Five tips that IT organizations should use to remind the business side why it needs to invest in security.

When President Obama came to the White House, part of his agenda was to develop a clear cybersecurity plan.


Slowly (does bureaucracy work any other way?), the administration is moving ahead to provide a national standard for cybersecurity. Around this time last year, a cybersecurity "czar" was introduced and legislation has been introduced in Congress to improve cybersecurity and privacy standards.


Most recently, it's been announced that Obama will soon name a privacy "czar" whose job it will be to protect Internet users. Recommendations for someone to take the lead on national privacy issues comes from the Commerce Department, and a task force has been set up to help create privacy policy. But getting something accomplished won't be easy. According to a Wall Street Journal article:

The central issue in writing federal privacy legislation is whether the Internet industry's efforts to police its own behavior has been effective enough. Proponents of legislation argue the industry is a Wild West where consumer data are gathered and sold without restrictions. Opponents of legislation say the industry is committed to providing tools to give consumers better insight into and control over data about themselves.

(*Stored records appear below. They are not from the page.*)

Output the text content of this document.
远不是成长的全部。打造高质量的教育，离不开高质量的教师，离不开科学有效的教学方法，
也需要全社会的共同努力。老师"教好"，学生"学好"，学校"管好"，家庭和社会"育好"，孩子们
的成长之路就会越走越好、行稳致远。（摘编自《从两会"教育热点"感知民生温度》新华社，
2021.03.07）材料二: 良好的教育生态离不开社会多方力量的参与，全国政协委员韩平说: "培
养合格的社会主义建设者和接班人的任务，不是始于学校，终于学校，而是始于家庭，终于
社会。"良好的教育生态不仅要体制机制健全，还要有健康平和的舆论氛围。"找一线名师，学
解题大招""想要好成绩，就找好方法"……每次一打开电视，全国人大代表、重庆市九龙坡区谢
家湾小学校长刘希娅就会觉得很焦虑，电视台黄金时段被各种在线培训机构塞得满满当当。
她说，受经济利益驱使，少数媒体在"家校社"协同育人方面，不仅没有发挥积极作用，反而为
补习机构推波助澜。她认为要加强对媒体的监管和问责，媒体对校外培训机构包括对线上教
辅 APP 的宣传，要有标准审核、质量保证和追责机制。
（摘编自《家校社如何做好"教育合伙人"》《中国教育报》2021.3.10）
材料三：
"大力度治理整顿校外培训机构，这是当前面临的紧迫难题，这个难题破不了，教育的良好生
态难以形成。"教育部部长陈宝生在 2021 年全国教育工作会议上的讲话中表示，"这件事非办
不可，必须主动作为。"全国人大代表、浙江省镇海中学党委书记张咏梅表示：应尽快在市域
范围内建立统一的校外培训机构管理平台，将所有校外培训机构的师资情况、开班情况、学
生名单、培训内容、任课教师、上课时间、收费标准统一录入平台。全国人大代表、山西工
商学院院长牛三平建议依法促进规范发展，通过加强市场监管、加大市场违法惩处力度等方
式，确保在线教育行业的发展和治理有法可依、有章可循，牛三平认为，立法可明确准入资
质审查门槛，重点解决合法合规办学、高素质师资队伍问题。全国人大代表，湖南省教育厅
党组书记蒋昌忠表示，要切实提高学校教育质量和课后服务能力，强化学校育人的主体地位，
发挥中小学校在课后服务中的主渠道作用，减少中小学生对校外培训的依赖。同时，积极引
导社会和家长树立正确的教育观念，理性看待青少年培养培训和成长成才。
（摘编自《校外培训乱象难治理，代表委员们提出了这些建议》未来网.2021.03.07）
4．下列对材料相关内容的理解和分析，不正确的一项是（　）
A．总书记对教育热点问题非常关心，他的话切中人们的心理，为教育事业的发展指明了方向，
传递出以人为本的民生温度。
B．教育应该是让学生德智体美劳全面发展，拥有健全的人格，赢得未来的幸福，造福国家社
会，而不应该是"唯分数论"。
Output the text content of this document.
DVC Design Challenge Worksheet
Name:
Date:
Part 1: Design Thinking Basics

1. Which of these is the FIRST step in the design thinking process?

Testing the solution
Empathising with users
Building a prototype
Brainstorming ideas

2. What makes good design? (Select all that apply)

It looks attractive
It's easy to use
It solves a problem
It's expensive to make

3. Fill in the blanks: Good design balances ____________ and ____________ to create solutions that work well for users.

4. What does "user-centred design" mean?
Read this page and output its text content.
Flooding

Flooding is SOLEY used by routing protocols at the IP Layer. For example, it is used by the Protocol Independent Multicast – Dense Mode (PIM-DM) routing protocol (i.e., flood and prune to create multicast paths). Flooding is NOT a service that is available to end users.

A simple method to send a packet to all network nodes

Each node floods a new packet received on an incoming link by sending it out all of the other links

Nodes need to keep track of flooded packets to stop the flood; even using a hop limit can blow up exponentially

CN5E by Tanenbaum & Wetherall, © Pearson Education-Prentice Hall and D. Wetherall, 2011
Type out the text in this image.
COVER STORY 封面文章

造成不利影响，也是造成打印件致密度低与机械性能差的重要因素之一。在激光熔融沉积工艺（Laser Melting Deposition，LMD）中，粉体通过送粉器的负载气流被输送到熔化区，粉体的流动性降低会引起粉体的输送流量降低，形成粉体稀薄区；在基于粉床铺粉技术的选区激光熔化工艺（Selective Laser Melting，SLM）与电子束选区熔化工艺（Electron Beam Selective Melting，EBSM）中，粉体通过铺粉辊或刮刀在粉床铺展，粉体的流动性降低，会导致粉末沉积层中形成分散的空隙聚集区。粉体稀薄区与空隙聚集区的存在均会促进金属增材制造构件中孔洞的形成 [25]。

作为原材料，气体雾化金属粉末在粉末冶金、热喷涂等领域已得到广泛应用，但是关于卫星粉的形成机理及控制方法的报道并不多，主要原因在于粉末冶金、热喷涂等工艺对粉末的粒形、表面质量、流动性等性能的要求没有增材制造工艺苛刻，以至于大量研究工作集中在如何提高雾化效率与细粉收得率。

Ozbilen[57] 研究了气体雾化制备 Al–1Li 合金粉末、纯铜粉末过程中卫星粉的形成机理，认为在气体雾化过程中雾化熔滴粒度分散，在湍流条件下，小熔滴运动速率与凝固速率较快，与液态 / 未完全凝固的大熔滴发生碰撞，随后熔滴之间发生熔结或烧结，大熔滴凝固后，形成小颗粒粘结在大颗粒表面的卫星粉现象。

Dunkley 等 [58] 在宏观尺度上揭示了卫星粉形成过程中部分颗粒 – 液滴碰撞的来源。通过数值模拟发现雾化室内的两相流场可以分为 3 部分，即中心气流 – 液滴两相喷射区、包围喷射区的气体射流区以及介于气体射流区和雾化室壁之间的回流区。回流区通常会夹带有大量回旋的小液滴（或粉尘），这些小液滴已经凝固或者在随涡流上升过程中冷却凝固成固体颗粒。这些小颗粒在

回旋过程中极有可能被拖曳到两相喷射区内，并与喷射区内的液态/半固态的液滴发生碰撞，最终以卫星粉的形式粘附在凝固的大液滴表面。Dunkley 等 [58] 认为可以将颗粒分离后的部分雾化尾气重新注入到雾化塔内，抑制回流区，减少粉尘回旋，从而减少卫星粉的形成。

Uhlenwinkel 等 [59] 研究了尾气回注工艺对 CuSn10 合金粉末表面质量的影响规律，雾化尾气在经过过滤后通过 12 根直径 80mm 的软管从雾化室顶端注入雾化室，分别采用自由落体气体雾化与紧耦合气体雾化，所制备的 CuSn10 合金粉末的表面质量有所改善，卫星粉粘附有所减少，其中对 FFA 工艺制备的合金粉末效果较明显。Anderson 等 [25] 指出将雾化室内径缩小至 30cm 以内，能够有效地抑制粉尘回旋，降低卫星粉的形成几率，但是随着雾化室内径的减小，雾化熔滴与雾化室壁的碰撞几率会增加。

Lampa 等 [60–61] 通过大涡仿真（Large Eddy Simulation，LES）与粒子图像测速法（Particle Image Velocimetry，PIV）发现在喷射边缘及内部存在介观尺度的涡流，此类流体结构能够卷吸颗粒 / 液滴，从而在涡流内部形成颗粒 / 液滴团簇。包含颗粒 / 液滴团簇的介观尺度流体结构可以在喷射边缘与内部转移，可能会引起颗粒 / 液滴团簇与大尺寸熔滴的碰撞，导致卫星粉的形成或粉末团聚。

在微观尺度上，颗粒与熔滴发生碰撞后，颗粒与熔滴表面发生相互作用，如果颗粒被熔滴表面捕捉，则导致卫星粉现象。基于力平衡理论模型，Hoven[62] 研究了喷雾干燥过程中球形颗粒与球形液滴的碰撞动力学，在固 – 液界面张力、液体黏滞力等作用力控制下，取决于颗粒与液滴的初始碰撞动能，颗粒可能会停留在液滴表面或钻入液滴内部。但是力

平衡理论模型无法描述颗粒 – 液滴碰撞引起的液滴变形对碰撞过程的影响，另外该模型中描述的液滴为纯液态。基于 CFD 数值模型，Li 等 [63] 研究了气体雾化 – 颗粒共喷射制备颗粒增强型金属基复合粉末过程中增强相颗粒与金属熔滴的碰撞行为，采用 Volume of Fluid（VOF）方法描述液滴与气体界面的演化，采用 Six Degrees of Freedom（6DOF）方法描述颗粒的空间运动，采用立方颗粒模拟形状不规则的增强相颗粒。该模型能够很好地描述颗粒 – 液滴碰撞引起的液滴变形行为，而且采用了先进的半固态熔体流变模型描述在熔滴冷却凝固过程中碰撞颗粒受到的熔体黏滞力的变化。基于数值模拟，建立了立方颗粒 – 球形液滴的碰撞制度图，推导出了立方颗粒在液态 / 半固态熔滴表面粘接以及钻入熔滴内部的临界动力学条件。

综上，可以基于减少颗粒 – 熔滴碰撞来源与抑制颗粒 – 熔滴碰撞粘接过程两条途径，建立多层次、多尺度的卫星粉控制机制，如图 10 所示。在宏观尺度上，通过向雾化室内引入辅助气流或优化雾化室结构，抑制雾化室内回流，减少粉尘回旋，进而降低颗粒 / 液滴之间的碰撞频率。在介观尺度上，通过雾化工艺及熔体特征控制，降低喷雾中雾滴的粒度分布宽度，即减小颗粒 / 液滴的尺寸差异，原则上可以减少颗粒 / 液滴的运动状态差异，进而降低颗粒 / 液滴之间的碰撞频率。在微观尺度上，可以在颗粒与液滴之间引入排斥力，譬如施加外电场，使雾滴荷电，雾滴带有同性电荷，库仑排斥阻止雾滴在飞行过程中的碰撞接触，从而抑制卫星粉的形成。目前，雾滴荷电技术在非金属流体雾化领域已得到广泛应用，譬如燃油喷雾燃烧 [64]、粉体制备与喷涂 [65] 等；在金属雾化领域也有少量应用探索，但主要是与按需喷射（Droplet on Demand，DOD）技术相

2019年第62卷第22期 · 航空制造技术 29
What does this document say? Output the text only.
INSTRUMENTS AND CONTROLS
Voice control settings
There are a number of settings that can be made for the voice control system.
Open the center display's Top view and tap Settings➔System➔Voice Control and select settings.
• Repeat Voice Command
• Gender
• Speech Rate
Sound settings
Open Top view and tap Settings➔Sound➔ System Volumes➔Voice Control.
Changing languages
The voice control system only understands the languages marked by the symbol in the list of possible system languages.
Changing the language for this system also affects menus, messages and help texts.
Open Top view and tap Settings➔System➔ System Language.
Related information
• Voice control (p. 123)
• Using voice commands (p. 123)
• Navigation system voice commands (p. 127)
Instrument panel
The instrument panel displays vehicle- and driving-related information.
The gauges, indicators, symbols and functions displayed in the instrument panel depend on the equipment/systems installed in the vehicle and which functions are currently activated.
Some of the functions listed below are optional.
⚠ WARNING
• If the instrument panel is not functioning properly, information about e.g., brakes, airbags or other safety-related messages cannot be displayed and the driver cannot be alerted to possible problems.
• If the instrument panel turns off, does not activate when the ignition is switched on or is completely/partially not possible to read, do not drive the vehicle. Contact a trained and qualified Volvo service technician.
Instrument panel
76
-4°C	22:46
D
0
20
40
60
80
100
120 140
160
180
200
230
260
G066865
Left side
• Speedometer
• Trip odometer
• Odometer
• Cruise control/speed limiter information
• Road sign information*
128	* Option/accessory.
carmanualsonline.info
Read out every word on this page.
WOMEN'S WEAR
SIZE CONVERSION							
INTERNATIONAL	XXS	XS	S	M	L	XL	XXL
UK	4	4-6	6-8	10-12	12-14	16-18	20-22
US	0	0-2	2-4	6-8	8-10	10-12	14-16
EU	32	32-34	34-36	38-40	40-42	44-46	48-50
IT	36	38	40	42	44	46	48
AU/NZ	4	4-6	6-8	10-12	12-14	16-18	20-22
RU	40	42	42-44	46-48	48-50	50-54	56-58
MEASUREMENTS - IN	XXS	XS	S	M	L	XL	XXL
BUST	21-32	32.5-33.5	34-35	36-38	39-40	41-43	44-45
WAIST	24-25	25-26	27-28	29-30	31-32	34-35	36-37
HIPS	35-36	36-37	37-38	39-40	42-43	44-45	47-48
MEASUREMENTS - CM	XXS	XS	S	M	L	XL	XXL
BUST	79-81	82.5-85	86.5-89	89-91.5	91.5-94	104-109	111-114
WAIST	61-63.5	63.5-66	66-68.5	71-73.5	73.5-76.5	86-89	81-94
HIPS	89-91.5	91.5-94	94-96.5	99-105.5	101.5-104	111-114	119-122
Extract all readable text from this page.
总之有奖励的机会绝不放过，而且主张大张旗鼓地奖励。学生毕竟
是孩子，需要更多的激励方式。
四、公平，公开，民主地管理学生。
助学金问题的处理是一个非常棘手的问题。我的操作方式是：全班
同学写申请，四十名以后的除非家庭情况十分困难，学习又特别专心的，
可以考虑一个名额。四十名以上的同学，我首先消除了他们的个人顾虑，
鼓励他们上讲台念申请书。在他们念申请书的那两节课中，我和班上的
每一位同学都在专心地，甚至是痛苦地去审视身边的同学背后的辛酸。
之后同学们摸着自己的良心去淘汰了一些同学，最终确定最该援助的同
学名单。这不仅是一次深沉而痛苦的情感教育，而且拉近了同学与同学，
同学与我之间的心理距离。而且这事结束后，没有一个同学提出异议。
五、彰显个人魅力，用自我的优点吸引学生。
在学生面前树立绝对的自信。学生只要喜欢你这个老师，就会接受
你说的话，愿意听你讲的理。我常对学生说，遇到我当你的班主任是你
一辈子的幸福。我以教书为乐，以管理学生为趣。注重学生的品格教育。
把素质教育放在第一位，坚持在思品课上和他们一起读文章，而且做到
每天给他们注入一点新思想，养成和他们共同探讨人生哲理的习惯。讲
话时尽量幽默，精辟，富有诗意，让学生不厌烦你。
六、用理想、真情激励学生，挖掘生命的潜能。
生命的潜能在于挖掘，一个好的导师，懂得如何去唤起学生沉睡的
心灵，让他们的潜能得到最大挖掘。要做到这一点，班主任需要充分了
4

Not everyone is thrilled by the idea of more privacy efforts. Again from the Wall Street Journal article:

The prospect of new laws raised hackles at the Interactive Advertising Bureau, which represents the online-ad industry. 'We believe we are living up to consumer-privacy expectations and are very advanced in privacy protections and innovation,' said Mike Zaneis, senior vice president, who said he wasn't familiar with the report's contents.

Obviously, the old definitions of privacy have gone out the window in today's Internet age. And not underscored enough in the beginning discussions of this new policy initiative is how today's lax privacy can lead to larger and dangerous security breaches.